Ault Park is the fourth-largest park in Cincinnati at 223.949 acres (0.9 km^{2}), owned and operated by the Cincinnati Park Board. It lies in the Mount Lookout neighborhood on the city's east side. The hilltop park has an overlook which commands extensive panoramic views of the Little Miami River valley.

The park is named in honor of Ida May Ault and her husband Levi Addison Ault, who was prominent in the development of Cincinnati parks. In the park's early years, 97 sheep were employed to trim the lawns and shrubs.

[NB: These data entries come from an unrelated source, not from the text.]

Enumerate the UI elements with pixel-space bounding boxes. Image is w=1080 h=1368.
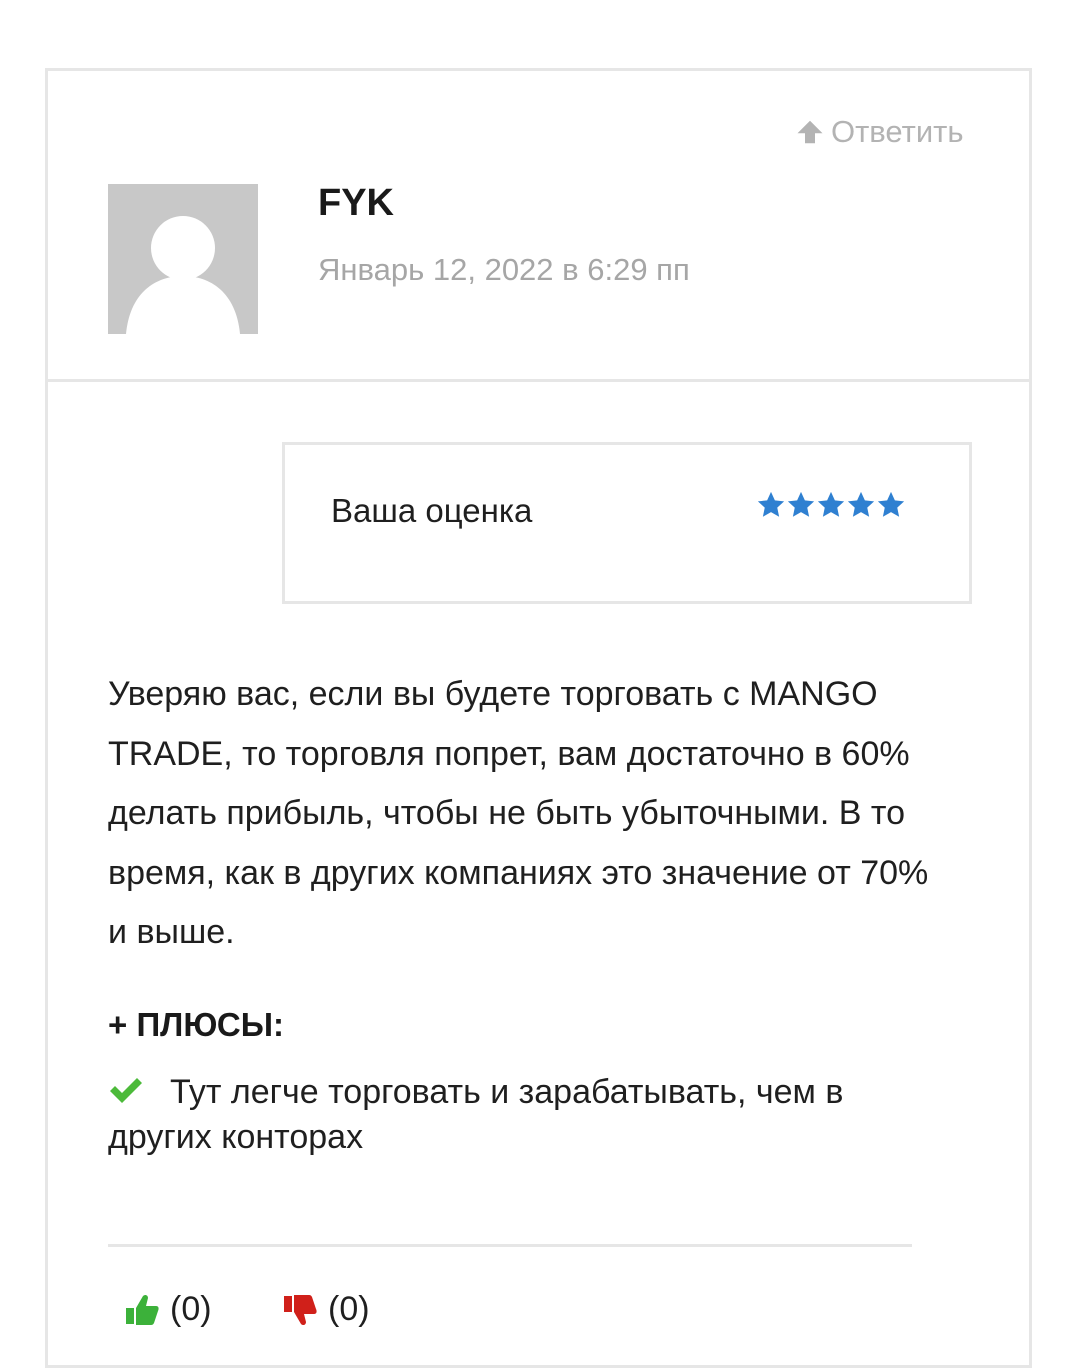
rating-stars xyxy=(756,490,906,520)
avatar xyxy=(108,184,258,334)
user-placeholder-icon xyxy=(126,216,240,334)
star-icon xyxy=(757,491,785,517)
star-icon xyxy=(817,491,845,517)
like-count: (0) xyxy=(170,1290,212,1328)
rating-label: Ваша оценка xyxy=(331,492,533,529)
header-divider xyxy=(48,379,1032,382)
star-icon xyxy=(847,491,875,517)
dislike-count: (0) xyxy=(328,1290,370,1328)
star-icon xyxy=(787,491,815,517)
pros-item: Тут легче торговать и зарабатывать, чем … xyxy=(108,1070,938,1160)
thumbs-down-icon xyxy=(284,1294,317,1325)
check-icon xyxy=(110,1078,142,1104)
dislike-button[interactable]: (0) xyxy=(282,1290,370,1329)
footer-divider xyxy=(108,1244,912,1247)
arrow-up-icon xyxy=(797,120,823,144)
pros-title: + ПЛЮСЫ: xyxy=(108,1006,285,1043)
thumbs-up-icon xyxy=(126,1294,159,1325)
pros-item-text: Тут легче торговать и зарабатывать, чем … xyxy=(108,1073,844,1156)
author-name: FYK xyxy=(318,182,394,224)
comment-body: Уверяю вас, если вы будете торговать с M… xyxy=(108,675,929,951)
comment-date: Январь 12, 2022 в 6:29 пп xyxy=(318,252,690,287)
like-button[interactable]: (0) xyxy=(124,1290,212,1329)
reply-label: Ответить xyxy=(831,114,964,149)
star-icon xyxy=(877,491,905,517)
reply-link[interactable]: Ответить xyxy=(795,114,964,150)
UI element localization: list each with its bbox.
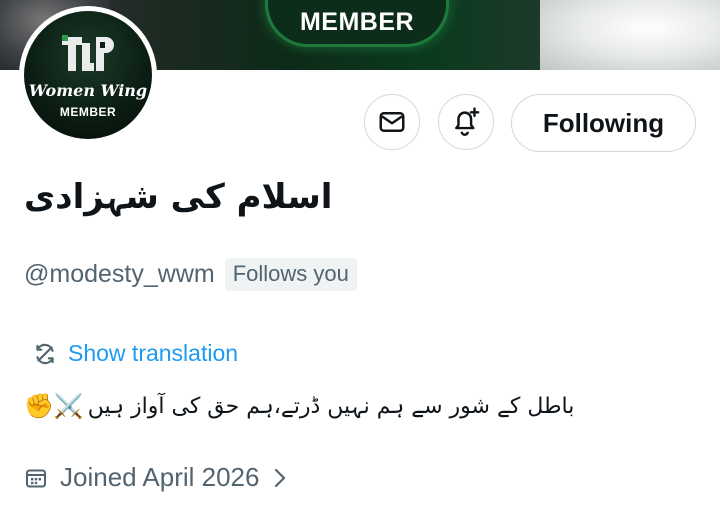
banner-member-badge: MEMBER [268, 0, 446, 44]
banner-right-figure [540, 0, 720, 70]
tlp-logo-icon [62, 35, 114, 71]
display-name: اسلام کی شہزادی [24, 177, 333, 217]
handle-row: @modesty_wwm Follows you [24, 258, 357, 291]
avatar-member-text: MEMBER [59, 105, 117, 119]
follows-you-badge: Follows you [224, 258, 357, 291]
profile-avatar[interactable]: Women Wing MEMBER [19, 6, 157, 144]
bio-text: باطل کے شور سے ہم نہیں ڈرتے،ہم حق کی آوا… [87, 393, 575, 419]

The park sports a soccer field, playground, and a flower garden, first designed by George Kessler and later modified by A. D. Taylor. At the center of the park is a large Pavilion, built in 1930 in the Italian Renaissance-style. The Pavilion is used frequently for dances, parties, and weddings.

==Public Garden==
In 1980 the Cincinnati Park Board asked its volunteer organization based out of Krohn Conservatory to implement an adopt-a-plot program for the Ault Park gardens, encouraging citizens to adopt a plot of the garden. The program's success was recognized by the 1983 Daniel Flaherty Park Excellence Award. The adopt-a-plot program is still in use today and has become popular in parks over the whole country.

==Events==
Ault Park plays host to a large 4th of July celebration and fireworks display. It also hosts the Ault Park Concours d'Elegance, an invitational display of antique and exotic cars that is the second-oldest of its type in the United States. The park also hosts a summer concert series and an annual dance Night.

On October 9, 2008, Democratic presidential candidate Barack Obama spoke to a crowd of about 15,000 from atop the Ault Park Pavilion.